After the latest whirlwind of government stimulus spending in the United States and Europe, taxpayers across the globe may be struck with a grim reality. With Greece, Spain and Portugal’s economies in the veritable toilet, some experts believe it is only a matter of time before America follows suit.

Why American Investors Should Be Worried

As investors scurry towards the apparent safety of US Treasuries, the US economy, for the moment, gathers strength. However, as John Browne of Euro Pacific Capital states, “The rush into the dollar is akin to the passengers on the Titanic streaming towards the stern as the ship began to sink by the bow." Right now, “every problem facing Europe faces America.”

Consider this: It is curious that as confidence in the US dollar climbs, the price of gold remains at record highs. Clearly, many investors remain wary, seeking the relative security of precious metals. Get gold and silver investment advice.
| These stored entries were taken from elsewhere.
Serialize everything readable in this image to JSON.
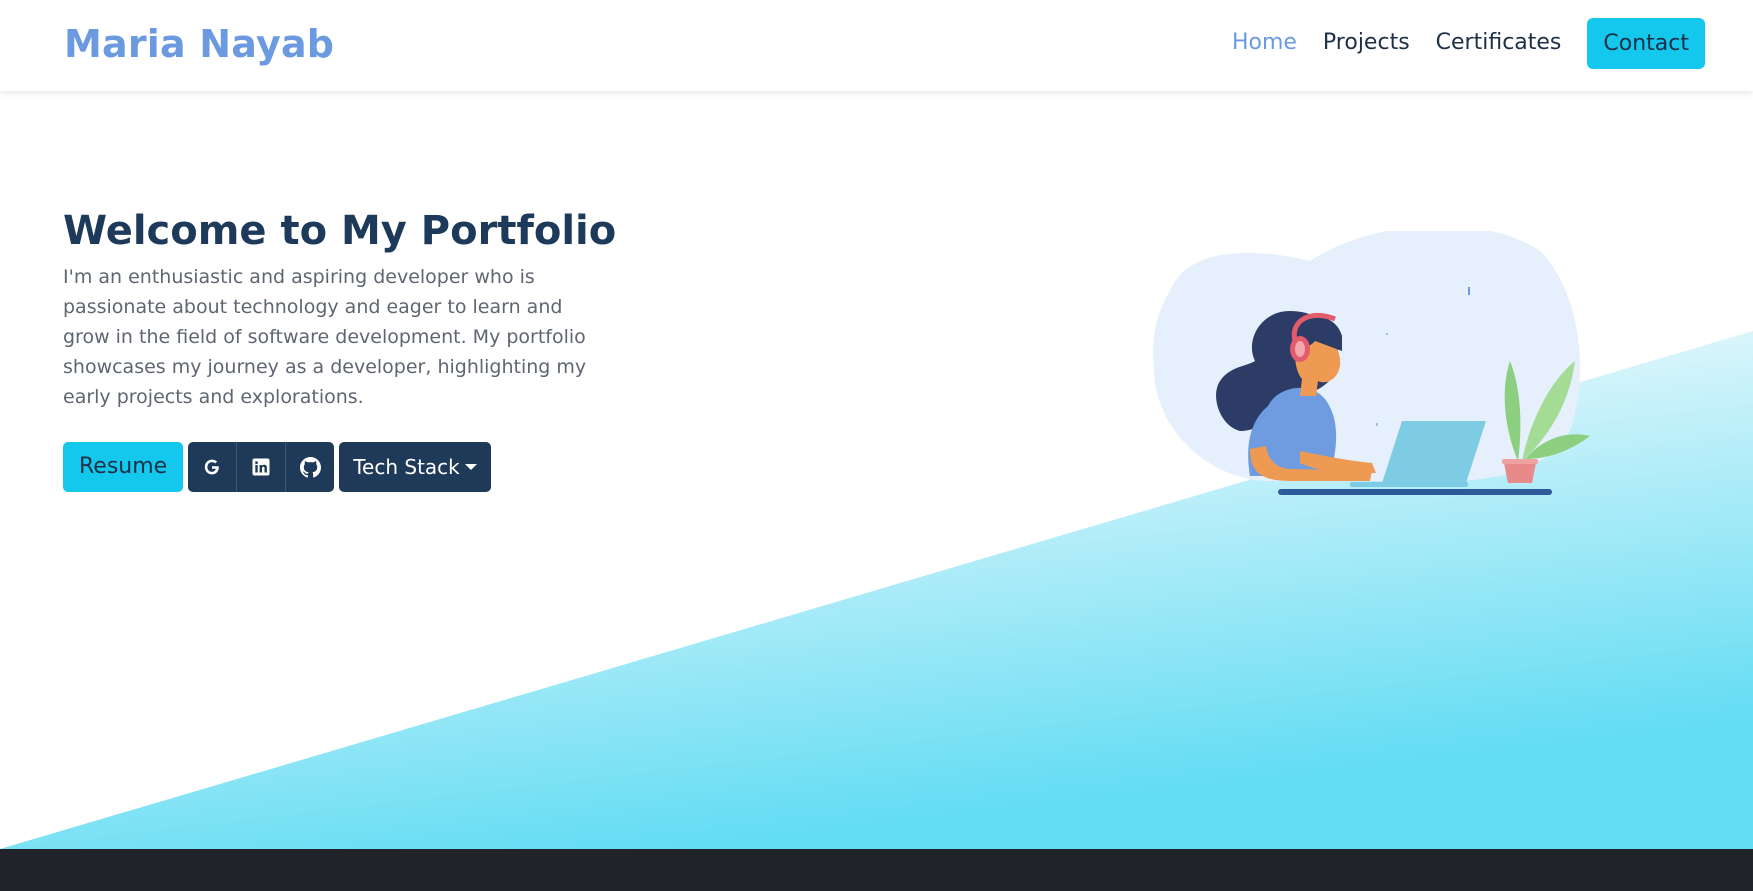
{
  "navbar": {
    "brand": "Maria Nayab",
    "links": [
      {
        "label": "Home",
        "active": true
      },
      {
        "label": "Projects",
        "active": false
      },
      {
        "label": "Certificates",
        "active": false
      }
    ],
    "contact_label": "Contact"
  },
  "hero": {
    "title": "Welcome to My Portfolio",
    "description": "I'm an enthusiastic and aspiring developer who is passionate about technology and eager to learn and grow in the field of software development. My portfolio showcases my journey as a developer, highlighting my early projects and explorations.",
    "resume_label": "Resume",
    "social_icons": [
      "google-icon",
      "linkedin-icon",
      "github-icon"
    ],
    "tech_stack_label": "Tech Stack"
  },
  "colors": {
    "brand": "#6b9ae0",
    "accent": "#13c8ec",
    "dark": "#1f3a58",
    "footer": "#202329"
  }
}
Having pulled a trillion-dollar band-aid over the gaping wound of its struggling economy, America looks good for now, but only when compared with the recently publicized fiscal hemorrhaging across the pond.

Euro Unpopular in Germany

So why does Browne feel that global financial instability is actually increasing with many media outlets reporting otherwise? In some areas, there are very real concerns that the fledgling European currency will crumble. In fact, in a recent poll, the majority of German citizens feel their government should consider abandoning the Euro.

A highly industrialized nation with strong exports, Germany will largely carry the weight of the Greece bailout. Still, some experts insist that economic socialism will out. According to Japanese economist Daisuke Karakama, the EU needs to develop “a system to transfer money smoothly from rich nations to poorer ones.”